Annotating Putative D. discoideum Proteins Using I-TASSER

McCullough, Jacquelyn; Fey, Petra; Rahman, Ryan J.; Wallace, Morgan; Morey, Seeta; Sahlberg, Kyle; McGonagle, Ethan; Hess, Danielle; Hatfield, Chance; Sarmiento, Michaela-Romina; Velasquez, Jordi; Gomer, Richard H.

Annotating Putative D. discoideum Proteins Using I-TASSER

Jacquelyn McCullough1, Petra Fey2, Ryan J. Rahman1, Morgan Wallace1, Seeta Morey1, Kyle Sahlberg1, Ethan McGonagle1, Danielle Hess1, Chance Hatfield1, Michaela-Romina Sarmiento1, Jordi Velasquez1 and Richard H. Gomer1

1Department of Biology, Texas A&M University
2Center for Genetic Medicine, Northwestern University

Correspondence to: Richard H. Gomer (rgomer@tamu.edu)

Abstract

Using Gene Ontology annotation in any aspect or using any evidence code, we found that approximately 14% percent of predicted D. discoideum proteins have no GO annotations and no obvious similarity to any annotated protein across diverse organisms. We have been systematically examining these unannotated protein sequences using software that predicts a protein structure and then compares the predicted structure to known structures.

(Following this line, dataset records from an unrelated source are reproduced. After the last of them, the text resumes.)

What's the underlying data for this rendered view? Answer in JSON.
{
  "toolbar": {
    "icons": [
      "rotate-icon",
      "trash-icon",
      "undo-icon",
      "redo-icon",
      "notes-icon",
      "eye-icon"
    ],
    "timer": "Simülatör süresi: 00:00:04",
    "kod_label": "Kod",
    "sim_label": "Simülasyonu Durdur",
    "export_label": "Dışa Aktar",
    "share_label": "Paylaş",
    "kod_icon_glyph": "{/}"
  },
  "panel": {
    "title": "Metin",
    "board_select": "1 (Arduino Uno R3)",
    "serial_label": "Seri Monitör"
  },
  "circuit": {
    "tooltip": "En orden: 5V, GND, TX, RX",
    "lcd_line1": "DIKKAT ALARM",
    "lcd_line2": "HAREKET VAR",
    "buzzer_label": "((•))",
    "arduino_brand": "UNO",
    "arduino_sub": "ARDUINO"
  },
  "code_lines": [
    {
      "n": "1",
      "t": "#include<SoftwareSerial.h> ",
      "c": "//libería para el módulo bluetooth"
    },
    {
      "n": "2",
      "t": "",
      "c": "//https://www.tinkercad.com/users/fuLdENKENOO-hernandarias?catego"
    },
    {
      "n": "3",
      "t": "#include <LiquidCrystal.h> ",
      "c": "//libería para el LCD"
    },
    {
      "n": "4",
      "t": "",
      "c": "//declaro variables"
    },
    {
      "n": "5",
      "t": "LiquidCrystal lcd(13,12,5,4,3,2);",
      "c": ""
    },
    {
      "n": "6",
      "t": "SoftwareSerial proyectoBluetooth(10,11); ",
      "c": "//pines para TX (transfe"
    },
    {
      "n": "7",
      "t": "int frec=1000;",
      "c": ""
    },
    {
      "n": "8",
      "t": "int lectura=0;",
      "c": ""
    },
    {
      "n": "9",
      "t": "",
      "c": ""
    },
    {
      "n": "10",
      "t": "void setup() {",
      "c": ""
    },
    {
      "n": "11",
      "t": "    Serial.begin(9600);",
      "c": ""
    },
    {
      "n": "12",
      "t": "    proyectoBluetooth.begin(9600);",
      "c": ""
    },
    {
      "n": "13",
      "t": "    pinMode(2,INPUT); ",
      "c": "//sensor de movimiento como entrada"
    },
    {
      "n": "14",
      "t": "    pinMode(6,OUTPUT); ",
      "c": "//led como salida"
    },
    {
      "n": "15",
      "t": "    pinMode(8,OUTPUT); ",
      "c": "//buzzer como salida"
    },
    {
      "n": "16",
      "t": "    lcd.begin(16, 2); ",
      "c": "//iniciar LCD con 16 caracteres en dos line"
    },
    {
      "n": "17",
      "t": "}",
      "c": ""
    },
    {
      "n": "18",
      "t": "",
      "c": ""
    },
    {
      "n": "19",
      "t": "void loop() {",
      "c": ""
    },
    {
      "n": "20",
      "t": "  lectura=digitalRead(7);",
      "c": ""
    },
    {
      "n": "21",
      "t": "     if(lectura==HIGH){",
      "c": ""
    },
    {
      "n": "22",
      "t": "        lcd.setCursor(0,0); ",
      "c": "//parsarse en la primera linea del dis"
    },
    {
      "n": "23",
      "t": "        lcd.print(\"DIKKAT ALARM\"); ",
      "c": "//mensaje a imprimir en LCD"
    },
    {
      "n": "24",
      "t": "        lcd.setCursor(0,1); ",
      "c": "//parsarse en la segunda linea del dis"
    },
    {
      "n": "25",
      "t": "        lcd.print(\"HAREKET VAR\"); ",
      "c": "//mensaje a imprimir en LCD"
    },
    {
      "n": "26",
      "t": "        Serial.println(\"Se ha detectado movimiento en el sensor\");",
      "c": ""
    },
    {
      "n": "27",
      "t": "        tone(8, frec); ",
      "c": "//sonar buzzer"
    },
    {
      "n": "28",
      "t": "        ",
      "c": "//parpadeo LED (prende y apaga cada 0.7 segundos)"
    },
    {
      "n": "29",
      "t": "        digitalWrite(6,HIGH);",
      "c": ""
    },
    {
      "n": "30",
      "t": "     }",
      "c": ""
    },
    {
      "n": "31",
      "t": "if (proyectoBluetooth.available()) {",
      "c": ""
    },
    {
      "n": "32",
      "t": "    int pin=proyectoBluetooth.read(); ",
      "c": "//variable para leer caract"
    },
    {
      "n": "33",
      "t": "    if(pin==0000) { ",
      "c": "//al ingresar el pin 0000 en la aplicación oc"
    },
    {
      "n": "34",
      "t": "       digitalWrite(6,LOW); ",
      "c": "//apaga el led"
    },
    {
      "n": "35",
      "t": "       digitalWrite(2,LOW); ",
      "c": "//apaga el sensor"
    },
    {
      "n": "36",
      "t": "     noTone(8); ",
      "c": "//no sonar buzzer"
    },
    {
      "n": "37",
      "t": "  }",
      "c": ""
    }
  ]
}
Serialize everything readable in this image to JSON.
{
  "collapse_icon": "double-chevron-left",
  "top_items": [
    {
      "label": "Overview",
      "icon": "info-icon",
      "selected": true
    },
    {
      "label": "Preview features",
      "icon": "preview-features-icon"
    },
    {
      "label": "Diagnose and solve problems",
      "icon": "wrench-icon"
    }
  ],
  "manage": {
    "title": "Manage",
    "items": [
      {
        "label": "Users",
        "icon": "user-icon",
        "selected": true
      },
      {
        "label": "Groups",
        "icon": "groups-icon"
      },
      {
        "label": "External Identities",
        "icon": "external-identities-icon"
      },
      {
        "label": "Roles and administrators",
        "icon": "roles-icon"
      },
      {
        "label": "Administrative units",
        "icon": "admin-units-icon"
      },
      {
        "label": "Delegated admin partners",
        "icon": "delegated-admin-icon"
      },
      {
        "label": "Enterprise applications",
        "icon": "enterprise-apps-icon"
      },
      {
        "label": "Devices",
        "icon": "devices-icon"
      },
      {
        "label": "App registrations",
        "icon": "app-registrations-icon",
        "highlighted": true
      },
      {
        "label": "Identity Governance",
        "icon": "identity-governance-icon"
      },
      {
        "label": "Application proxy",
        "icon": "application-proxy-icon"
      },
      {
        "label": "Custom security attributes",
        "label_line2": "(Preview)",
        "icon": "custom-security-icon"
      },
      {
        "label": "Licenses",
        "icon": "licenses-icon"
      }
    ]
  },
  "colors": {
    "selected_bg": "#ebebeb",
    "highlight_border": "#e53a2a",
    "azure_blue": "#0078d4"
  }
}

Figure 1. Example of a predicted structure used for annotating genes of unknown function: DDB_G0275279 annotations from I-TASSER. Image of top seeded protein model 1 with TM-score = 0.76±0.10. This model is structurally closest to PDB: 3wqm, a Mycobacterium tuberculosis hydrolase / hydrolase inhibitor, TM-score 0.888 and a coverage (Cov) of 0.901, which is the number of structurally aligned residues divided by the total protein length. The best Enzyme Commission hit is to PDB:2VG1, a M. tuberculosis transferase with TM-score 0.603, two mapped active residues, and EC number 2.5.1.68. Gene Ontology annotations include GO:0008834, di-trans,poly-cis-decaprenylcistransferase activity, GO-score 0.74; GO:0008360, regulation of cell shape, GO-score 0.74; GO:0051301, cell division, GO-score 0.74; GO:0009252, peptidoglycan biosynthetic process, GO-score 0.74; GO:0071555, cell wall organization, GO-score 0.74; and GO:0016094, polyprenol biosynthetic process, GO-score 0.55.

Description

Although D. discoideum is an excellent model organism for many mammalian processes and disease states, large portions of its genome that could be useful for research remain uncharacterized. For instance, of the 11,088 protein coding genes in the D. discoideum genome that are not annotated as transposable elements or pseudogenes (Fey et al., 2019), the predicted amino acid sequence of 1,514 proteins are not similar enough to any known protein to receive a GO term, although many initiatives for experimental, large scale manual, and electronic annotations exist (Gene Ontology consortium, 2021).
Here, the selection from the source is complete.